As for the feet, they happen to be the multi-million dollar feet of gods who will now run, jump, leap, kick, pirouette, as if their very lives depend on it; gods who can provoke whole nations to scream until they are blue in the face.

Legends seem to proliferate on the pitch, legends that get a new lease of life every four years with every World Cup. It’s then time to relive the old magic and recall minutiae like how Brazil has the largest number of World Cup appearances to its credit, or how Cameroons’ Roger Milla, at 42, became the oldest player ever to figure at World Cup matches, or how the credit for the largest number of appearances should go to Lothar Mathaeus of Germany — 25 times, no less.

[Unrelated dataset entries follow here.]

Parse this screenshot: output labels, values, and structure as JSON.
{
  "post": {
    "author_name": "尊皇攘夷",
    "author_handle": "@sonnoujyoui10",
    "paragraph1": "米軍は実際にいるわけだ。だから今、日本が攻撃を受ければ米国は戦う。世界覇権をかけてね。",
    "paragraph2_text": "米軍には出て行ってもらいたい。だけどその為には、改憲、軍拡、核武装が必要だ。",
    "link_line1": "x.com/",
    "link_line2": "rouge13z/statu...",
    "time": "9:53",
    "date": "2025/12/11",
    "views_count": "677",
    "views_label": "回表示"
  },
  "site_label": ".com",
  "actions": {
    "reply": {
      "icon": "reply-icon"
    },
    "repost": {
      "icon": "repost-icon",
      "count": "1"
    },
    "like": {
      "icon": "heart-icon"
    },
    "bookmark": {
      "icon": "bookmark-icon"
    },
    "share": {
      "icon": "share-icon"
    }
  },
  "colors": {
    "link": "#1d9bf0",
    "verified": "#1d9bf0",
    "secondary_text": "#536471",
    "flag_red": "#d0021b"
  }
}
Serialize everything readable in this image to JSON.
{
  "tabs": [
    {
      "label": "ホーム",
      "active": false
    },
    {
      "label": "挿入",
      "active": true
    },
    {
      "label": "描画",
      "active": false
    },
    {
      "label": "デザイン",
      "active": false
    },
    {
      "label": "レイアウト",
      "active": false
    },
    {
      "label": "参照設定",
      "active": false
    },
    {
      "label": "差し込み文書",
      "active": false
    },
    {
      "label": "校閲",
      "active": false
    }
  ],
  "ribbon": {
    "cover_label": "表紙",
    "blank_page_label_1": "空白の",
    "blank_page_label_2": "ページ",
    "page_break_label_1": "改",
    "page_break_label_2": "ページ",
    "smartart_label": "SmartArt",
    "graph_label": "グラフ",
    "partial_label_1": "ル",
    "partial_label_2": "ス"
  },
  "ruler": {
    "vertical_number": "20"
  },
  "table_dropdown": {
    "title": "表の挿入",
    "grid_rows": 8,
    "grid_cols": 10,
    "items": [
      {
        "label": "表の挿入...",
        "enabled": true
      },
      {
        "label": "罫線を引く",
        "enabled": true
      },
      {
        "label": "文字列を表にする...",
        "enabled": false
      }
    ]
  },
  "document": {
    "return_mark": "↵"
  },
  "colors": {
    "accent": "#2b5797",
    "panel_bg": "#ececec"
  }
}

Therefore, the most important question before the world at present is not whether there will be peace in the Middle East, not even whether Pakistan and India will go to war, but whether — hold your breath — it will rain during the opening game in Seoul, today, when the winner of the last World Cup, France, takes on debutants Senegal. Predictably, the weatherman is keeping everybody guessing — 20 per cent chance of rain, they say. Nasty characters, weathermen, with no sense of occasion. The next most important question has already been answered. No, Zinedine Zidane, or Zizou as he is called by his fans, who scored twice in 1998 to clinch that famous win for France, will not be playing the initial matches. Which brings us to the third most important question. Yes, David Beckham is fully fit after his recent injury and is ready to take on Sweden very soon, for queen and country. Queenie, incidentally, has sent him her very best.

But this, make no mistake, will also be a titanic clash of civilisations. Already Japanese policemen are trying to figure out such anthropological curiosities as English football fans. Why do they feel driven to take off their sweatshirts, for instance? The Japanese never do that. Welcome to the World Cup.